Quanto à demissão da agora ex-ministra da Saúde, Leal da Costa diz que Marta Temido “não deveria ter aceitado continuar no cargo”, pois, defende, “claramente que as condições que governabilidade que teria a seguir seriam totalmente impossíveis, na sequência da própria condução do combate à pandemia que não foi pouco ou mais ou menos exemplar”.

Em entrevista à CNN Portugal, o antigo ministro não hesita em dizer que Temido “ou foi enganada ou enganou-se”. “Num determinado momento, se calhar, convenceram-na de que ela seria capaz de mais do que na realidade tinha meios para ser”, continua. 

Fernando Leal da Costa reconhece que “a política é muito ingrata” e que a saída de Marta Temido pode ter sido resultado de más decisões e de problemas que não foram resolvidos. “As coisas começaram a correr menos bem e, obviamente, o senhor primeiro-ministro, o governo, o próprio Partido Socialista deixaram-na cair. É de uma injustiça brutal, mas a política é assim”.

“Não é ciência atómica desenhar um mapa de urgências” 

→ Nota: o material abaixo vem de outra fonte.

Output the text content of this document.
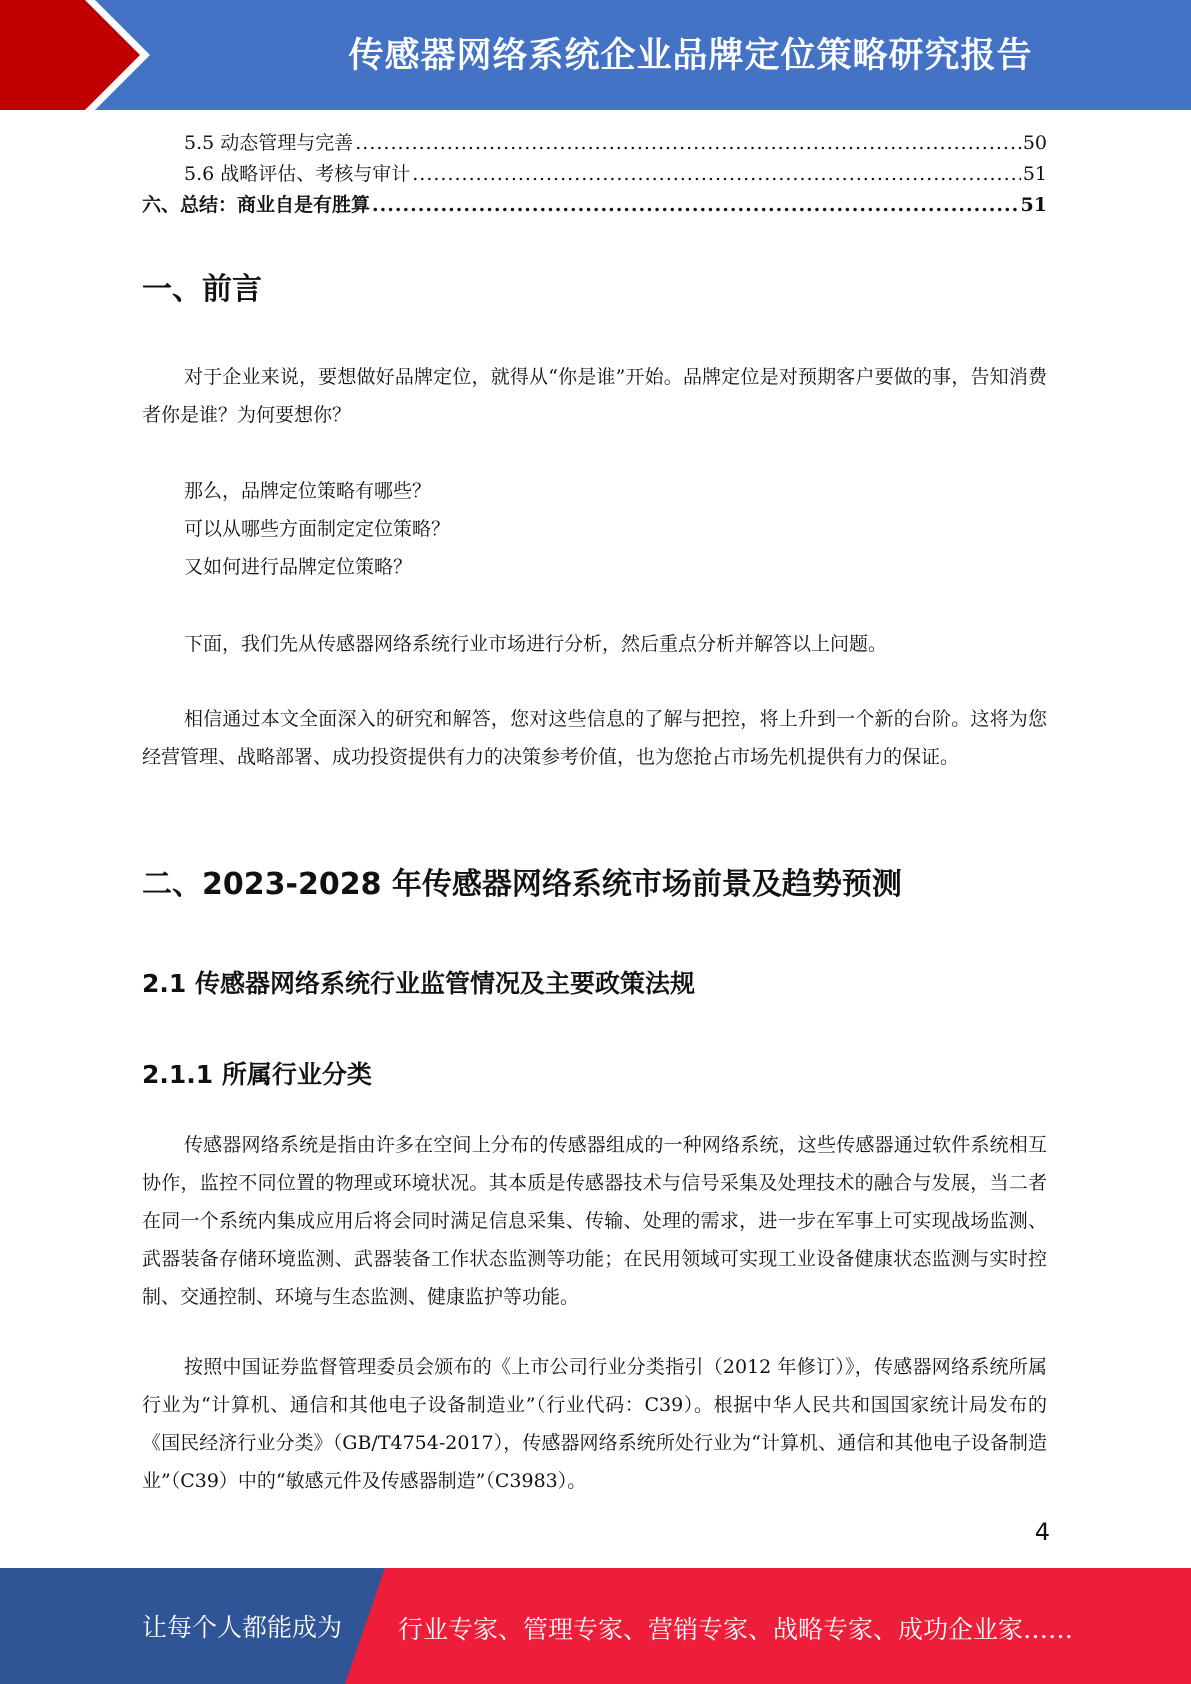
传感器网络系统企业品牌定位策略研究报告
5.5 动态管理与完善 .....	50
5.6 战略评估、考核与审计 .....	51
六、总结：商业自是有胜算 .....	51
一、前言

对于企业来说，要想做好品牌定位，就得从“你是谁”开始。品牌定位是对预期客户要做的事，告知消费者你是谁？为何要想你？

那么，品牌定位策略有哪些？
可以从哪些方面制定定位策略？
又如何进行品牌定位策略？

下面，我们先从传感器网络系统行业市场进行分析，然后重点分析并解答以上问题。

相信通过本文全面深入的研究和解答，您对这些信息的了解与把控，将上升到一个新的台阶。这将为您经营管理、战略部署、成功投资提供有力的决策参考价值，也为您抢占市场先机提供有力的保证。

二、2023-2028 年传感器网络系统市场前景及趋势预测
2.1 传感器网络系统行业监管情况及主要政策法规
2.1.1 所属行业分类

传感器网络系统是指由许多在空间上分布的传感器组成的一种网络系统，这些传感器通过软件系统相互协作，监控不同位置的物理或环境状况。其本质是传感器技术与信号采集及处理技术的融合与发展，当二者在同一个系统内集成应用后将会同时满足信息采集、传输、处理的需求，进一步在军事上可实现战场监测、武器装备存储环境监测、武器装备工作状态监测等功能；在民用领域可实现工业设备健康状态监测与实时控制、交通控制、环境与生态监测、健康监护等功能。

按照中国证券监督管理委员会颁布的《上市公司行业分类指引（2012 年修订）》，传感器网络系统所属行业为“计算机、通信和其他电子设备制造业”（行业代码：C39）。根据中华人民共和国国家统计局发布的《国民经济行业分类》（GB/T4754-2017），传感器网络系统所处行业为“计算机、通信和其他电子设备制造业”（C39）中的“敏感元件及传感器制造”（C3983）。

4
让每个人都能成为 行业专家、管理专家、营销专家、战略专家、成功企业家……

Fernando Leal da Costa critica a comissão CE-UrgMET criada ainda sob ordens de Marta Temido para resolver os problemas existentes nas urgências de ginecologia e obstetrícia em Portugal. A comissão tem agora cinco meses para fazer frente aos problemas verificados nos hospitais das áreas metropolitanas de Lisboa e do Porto.

“Tem havido uma tendência nos últimos anos de resolver os problemas com uma comissão”, começa por dizer em entrevista à CNN Portugal. “Parece um pouco estranho, há um conjunto de matérias que deveriam ser tratadas como rotinas da governação”, continua.

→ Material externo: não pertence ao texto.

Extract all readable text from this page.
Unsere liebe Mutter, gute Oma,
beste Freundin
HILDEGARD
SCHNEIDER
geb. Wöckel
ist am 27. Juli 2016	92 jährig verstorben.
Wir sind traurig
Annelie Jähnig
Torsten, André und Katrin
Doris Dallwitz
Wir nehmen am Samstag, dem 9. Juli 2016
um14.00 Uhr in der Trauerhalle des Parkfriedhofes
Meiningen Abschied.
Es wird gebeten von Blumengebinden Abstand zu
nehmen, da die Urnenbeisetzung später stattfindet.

O antigo ministro da Saúde diz que era possível prevenir a situação que alguns hospitais vivem hoje em dia e que havia já material e planos feitos. “Não é ciência atómica desenhar um mapa de urgências para respostas maternas e infantis”, atira, revelando que o próprio fez mapa de urgências, “foi um dos últimos diplomas que assinei antes de sair do governo em 2012”.

“O governo vai ter de negociar com as calças nas mãos”

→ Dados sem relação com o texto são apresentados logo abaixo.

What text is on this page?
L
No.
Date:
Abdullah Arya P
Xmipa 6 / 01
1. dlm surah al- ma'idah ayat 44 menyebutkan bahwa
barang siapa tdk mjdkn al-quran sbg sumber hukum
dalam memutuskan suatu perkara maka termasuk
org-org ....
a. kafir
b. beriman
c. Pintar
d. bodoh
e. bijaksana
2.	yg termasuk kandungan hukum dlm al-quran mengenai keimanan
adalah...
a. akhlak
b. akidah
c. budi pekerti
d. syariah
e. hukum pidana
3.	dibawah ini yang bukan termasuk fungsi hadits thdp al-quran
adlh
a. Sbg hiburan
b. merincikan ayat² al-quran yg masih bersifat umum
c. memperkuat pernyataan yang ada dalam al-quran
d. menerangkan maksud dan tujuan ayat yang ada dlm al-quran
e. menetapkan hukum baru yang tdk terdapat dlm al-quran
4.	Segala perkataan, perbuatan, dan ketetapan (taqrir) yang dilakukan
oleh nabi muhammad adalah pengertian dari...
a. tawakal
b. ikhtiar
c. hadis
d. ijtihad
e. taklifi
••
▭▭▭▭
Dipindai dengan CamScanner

“Parece que o Ministério [da Saúde] deixou de pensar nos problemas da saúde durante a pandemia”, continua o ex-governante, atirando que “muito do combate à pandemia fez-se da hipotética exuberância de medidas que ficou muito aquém daquilo que seria, eventualmente, o necessário”. 

Embora reconheça que, na altura, o combate à pandemia tinha de ser o foco, Leal da Costa critica o facto de parecer que “de repente se descobriu que ia haver uma crise de falta de médicos”, uma questão que diz que não é de agora e dá “três razões” para isso.

A primeira, diz, é que “não se pensou sobre o assunto no devido momento” e a segunda é que “há dez anos” já se começava, segundo o ex-ministro, “claramente a observar” a existência de uma “diminuição dos contingentes médicos mais velhos e especializados” e que nada foi feito para contornar isso, uma vez que a formação dos médicos não foi “suficientemente rápida para colmatar” essa questão. A “terceira parte do problema”, finaliza, deve-se ao facto de não se ter negociado alguns aspetos que poderiam ajudar a minimizar os problemas já observados, como a “idade dos médicos” para fazer urgências e hora extra e as horas extra.

Quanto às negociações, Fernando Leal da Costa, diz que agora “o governo vai ter de negociar com as calças nas mãos”, seja com sindicatos, privados ou seguradoras. “É o pior momento para negociar o que quer que seja”.